= Cincinnati Health Department =

The Cincinnati Health Department (CHD) is a municipal agency for the City of Cincinnati, Ohio, that runs health centers, lab services, communicable disease experts, environmental services and other public health programs. It was founded in 1826. The CHD has more than 300 physicians, nurses, dentists and dental workers, laboratory technicians, pharmacists, dietitians, lead experts, sanitarians, litter control experts, pest control operators and licensed risk assessors.

==Organization==
As of 2022, CHD had 470 employees and operated on a $50 million annual budget.
The CHD is run by the Cincinnati health commissioner, who is appointed by the city's board of health. Grant Mussman has held the position since January 2023.

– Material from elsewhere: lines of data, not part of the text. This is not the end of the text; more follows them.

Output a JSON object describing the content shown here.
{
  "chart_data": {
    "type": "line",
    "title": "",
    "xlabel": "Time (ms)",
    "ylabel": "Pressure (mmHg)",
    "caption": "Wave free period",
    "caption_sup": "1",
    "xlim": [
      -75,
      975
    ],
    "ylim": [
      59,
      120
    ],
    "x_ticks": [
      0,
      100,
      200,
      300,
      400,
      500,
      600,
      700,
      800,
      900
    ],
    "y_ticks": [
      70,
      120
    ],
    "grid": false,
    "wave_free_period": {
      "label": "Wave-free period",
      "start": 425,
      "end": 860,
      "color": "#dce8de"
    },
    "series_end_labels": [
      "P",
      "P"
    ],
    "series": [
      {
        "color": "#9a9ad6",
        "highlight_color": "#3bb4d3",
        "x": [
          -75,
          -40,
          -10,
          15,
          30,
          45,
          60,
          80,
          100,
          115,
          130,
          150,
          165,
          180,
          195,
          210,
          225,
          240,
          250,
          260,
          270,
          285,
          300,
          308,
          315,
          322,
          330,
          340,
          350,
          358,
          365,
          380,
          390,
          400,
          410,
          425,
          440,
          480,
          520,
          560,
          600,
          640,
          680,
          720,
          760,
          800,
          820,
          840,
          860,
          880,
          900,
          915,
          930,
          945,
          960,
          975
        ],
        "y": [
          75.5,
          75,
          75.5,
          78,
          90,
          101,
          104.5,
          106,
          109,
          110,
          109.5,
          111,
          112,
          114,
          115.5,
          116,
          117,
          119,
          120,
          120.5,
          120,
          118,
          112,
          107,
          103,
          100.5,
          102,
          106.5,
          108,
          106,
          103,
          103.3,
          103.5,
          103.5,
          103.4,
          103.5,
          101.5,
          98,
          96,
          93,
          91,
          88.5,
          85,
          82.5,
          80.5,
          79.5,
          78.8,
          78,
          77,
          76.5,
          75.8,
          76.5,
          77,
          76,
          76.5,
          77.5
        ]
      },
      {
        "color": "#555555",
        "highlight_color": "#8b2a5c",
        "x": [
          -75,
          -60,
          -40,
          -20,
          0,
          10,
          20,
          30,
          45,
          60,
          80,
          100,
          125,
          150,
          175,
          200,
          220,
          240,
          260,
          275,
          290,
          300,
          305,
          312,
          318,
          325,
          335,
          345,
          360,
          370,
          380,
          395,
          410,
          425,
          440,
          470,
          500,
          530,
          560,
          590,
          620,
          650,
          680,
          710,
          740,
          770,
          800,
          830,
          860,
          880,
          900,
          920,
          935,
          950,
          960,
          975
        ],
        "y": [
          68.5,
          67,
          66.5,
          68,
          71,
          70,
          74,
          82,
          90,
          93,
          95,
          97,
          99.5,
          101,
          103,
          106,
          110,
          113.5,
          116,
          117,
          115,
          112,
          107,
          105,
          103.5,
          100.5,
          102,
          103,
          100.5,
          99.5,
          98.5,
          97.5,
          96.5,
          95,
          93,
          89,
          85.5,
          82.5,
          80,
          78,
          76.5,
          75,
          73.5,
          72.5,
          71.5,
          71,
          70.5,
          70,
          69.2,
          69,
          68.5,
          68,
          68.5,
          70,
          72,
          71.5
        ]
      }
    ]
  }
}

==Health department encounters==
In 2009, CHD saw more than 35,000 patients. Numbers as recent as 2022 indicate one out of every six residents of Cincinnati gets their primary medical care through the agency.

===Clinical services===
- 153,548 medical visits
- 2,926 dental sealants
- 62,740 pharmacy visits
- 43,560 lab specimens provided

===Nursing services===
- 31,949 health encounters
- 7,667 in-home visits to children and adults in need of care

===Environmental services===
- 5,085 food service inspections
- 492 swimming pools inspected
- 3,360 nuisance complaints investigated
- 1,055 waste facility inspections

===Preparedness===
- More than 45,000 H1N1 flu immunizations at schools, health centers and community sessions in Cincinnati.